研究課題
基盤研究(C)
平成15年度は、市販鶏肉のカンピロバクターによる汚染状況を調査した結果、市販鶏肉の多くがカンピロバクターに汚染されており、汚染菌数は50CFU/gから0.01CFU/gの間と少裏であることが明らかになった。分離菌株の7薬剤に対する薬剤感受性試験をマイクロプレートを用いた微裏希釈法で実施したところ、鶏肉を汚染しているカンピロバクターに耐性株がかなりの頻度で含まれていることが判った。次に、菌株の遺伝子型別を試みて食鳥処理場における汚染追跡調査を行った結果、食鳥処理工程で、汚染鶏群の糞便から、他の鶏群の部分肉への汚染が起こっていることが示唆された。平成16年度は、カンピロバクターフリー鶏を通常のブロイラーと共に処理して菌汚染を追跡することにより、と体からと体へどのようにカンピロバクターが交差汚染するのかを調査したところ、初期の汚染拡大箇所は脱羽過程であることが示唆された。分離されたカンピロバクターの遺伝子型別を行ったところ、フリー鶏であっても、食鳥処理場においては農場の鶏と同じような割合で汚染され、また、一旦汚染されるとその菌に汚染されたまま処理過程を経ていくことが示唆された。

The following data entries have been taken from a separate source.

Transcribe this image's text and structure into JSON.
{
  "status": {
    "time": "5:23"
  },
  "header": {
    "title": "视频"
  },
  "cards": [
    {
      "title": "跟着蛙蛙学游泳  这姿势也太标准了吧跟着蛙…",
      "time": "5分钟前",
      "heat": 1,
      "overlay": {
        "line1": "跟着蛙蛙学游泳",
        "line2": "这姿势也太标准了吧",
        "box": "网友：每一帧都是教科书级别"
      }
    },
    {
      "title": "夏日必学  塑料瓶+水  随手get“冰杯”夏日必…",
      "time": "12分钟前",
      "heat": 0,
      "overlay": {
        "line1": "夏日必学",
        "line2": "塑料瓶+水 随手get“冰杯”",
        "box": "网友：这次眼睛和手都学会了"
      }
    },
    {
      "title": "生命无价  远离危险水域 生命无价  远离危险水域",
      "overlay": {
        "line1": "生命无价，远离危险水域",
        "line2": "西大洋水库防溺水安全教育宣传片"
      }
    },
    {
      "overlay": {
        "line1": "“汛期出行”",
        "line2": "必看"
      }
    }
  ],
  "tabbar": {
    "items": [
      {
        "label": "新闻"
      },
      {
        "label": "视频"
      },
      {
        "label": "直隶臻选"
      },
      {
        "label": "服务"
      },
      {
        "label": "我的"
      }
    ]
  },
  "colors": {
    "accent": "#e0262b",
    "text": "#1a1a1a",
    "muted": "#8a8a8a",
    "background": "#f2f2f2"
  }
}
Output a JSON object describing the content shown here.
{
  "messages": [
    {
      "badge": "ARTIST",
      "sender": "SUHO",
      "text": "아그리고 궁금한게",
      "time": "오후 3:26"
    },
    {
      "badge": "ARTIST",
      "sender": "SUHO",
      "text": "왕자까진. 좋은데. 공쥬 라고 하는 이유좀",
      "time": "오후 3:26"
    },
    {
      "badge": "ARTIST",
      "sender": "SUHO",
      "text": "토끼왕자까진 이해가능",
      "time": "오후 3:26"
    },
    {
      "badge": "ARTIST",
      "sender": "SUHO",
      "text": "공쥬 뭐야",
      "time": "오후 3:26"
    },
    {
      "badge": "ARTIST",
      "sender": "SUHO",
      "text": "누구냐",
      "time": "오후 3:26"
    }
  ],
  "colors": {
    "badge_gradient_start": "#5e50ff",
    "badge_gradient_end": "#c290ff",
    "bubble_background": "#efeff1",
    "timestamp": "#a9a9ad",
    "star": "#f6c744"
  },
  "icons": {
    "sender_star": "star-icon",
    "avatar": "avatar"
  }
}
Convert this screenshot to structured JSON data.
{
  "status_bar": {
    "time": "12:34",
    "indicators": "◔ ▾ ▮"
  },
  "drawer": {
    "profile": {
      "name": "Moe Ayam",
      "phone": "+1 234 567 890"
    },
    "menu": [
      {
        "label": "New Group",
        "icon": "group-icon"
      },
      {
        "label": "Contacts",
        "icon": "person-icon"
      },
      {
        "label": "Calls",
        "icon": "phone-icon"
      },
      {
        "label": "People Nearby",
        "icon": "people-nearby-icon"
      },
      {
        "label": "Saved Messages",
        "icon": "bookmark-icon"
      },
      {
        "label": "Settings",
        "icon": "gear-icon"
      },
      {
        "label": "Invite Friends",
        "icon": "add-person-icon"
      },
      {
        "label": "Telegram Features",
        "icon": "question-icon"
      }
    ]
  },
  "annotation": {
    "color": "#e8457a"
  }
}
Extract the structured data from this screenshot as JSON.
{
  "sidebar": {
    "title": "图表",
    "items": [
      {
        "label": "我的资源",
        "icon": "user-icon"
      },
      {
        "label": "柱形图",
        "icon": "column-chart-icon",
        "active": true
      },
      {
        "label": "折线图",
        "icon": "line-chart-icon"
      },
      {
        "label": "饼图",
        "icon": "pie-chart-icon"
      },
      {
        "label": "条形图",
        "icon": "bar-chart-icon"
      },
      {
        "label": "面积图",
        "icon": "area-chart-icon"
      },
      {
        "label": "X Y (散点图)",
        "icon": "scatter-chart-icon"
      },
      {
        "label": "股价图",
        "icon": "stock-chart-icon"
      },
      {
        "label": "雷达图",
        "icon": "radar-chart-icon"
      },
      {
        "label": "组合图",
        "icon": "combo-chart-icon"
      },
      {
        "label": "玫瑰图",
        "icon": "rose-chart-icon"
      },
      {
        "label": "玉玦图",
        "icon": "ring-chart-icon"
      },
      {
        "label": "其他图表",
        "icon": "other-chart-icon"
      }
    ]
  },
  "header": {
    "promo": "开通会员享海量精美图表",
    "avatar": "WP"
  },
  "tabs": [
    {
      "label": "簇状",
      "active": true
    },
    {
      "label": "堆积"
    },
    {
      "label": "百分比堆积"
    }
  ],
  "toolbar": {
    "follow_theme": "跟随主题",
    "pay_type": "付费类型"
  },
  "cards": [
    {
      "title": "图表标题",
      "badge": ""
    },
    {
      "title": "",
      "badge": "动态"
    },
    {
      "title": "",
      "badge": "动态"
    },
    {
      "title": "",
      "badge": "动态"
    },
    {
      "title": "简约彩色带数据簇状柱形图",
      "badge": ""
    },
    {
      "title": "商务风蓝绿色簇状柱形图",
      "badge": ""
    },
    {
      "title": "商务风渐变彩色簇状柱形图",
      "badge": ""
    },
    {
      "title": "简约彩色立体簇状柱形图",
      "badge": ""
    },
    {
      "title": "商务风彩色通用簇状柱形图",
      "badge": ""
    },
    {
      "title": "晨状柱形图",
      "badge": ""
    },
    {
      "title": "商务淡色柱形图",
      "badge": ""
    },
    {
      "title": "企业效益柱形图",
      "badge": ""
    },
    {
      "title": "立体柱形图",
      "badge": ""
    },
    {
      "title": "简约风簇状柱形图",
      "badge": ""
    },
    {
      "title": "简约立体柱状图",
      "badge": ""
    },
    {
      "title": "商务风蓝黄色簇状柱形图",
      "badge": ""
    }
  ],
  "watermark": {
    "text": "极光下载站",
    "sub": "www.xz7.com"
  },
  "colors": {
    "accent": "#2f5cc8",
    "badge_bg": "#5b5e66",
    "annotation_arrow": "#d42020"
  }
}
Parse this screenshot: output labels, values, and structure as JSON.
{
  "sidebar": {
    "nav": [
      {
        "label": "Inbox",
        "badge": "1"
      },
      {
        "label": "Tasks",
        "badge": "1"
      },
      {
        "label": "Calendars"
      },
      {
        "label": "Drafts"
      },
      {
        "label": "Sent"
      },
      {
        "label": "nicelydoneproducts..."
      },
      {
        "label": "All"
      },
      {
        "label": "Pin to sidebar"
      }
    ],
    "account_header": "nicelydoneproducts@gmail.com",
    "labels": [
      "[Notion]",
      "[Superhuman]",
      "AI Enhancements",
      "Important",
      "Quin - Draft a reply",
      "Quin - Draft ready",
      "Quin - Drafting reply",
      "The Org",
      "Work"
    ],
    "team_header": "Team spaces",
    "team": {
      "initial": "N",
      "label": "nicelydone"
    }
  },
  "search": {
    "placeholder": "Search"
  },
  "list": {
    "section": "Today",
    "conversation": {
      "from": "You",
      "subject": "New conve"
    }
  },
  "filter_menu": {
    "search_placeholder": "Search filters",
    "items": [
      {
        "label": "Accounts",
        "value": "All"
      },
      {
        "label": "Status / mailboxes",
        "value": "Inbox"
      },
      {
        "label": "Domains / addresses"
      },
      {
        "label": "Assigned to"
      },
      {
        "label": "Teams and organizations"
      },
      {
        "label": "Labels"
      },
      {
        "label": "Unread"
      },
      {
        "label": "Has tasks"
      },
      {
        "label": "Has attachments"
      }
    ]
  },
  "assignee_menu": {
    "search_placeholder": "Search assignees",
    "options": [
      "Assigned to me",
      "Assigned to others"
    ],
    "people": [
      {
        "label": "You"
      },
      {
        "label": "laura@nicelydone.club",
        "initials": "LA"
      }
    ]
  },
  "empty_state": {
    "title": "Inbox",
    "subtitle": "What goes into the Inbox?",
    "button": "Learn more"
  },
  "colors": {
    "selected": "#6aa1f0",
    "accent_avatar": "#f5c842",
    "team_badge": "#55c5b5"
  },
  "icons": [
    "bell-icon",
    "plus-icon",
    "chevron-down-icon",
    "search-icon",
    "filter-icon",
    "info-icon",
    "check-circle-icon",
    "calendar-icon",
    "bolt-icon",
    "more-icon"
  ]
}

平成17年度は、ブロイラー農場でみられた遺伝子型のカンピロバクターが食鳥処理過程でどのようにブロイラーと体や解体肉を汚染していくかを調べた。その結果、1つの農場では複数の異なる遺伝子型が共存しており、処理場内では交差汚染は起きているものの、その後の工程を通して手羽肉に残存する汚染菌株の主なものは同農場段階での保菌株であることが判明した。また、脱羽段階が処理解体において汚染を拡大する場所であると考えられた。以上の成績から、1鶏群の複数の遺伝子型のカンピロバクターが食鳥処理場内で他の鶏群を交差汚染し、脱羽段階が汚染を拡大する場所であると示唆された。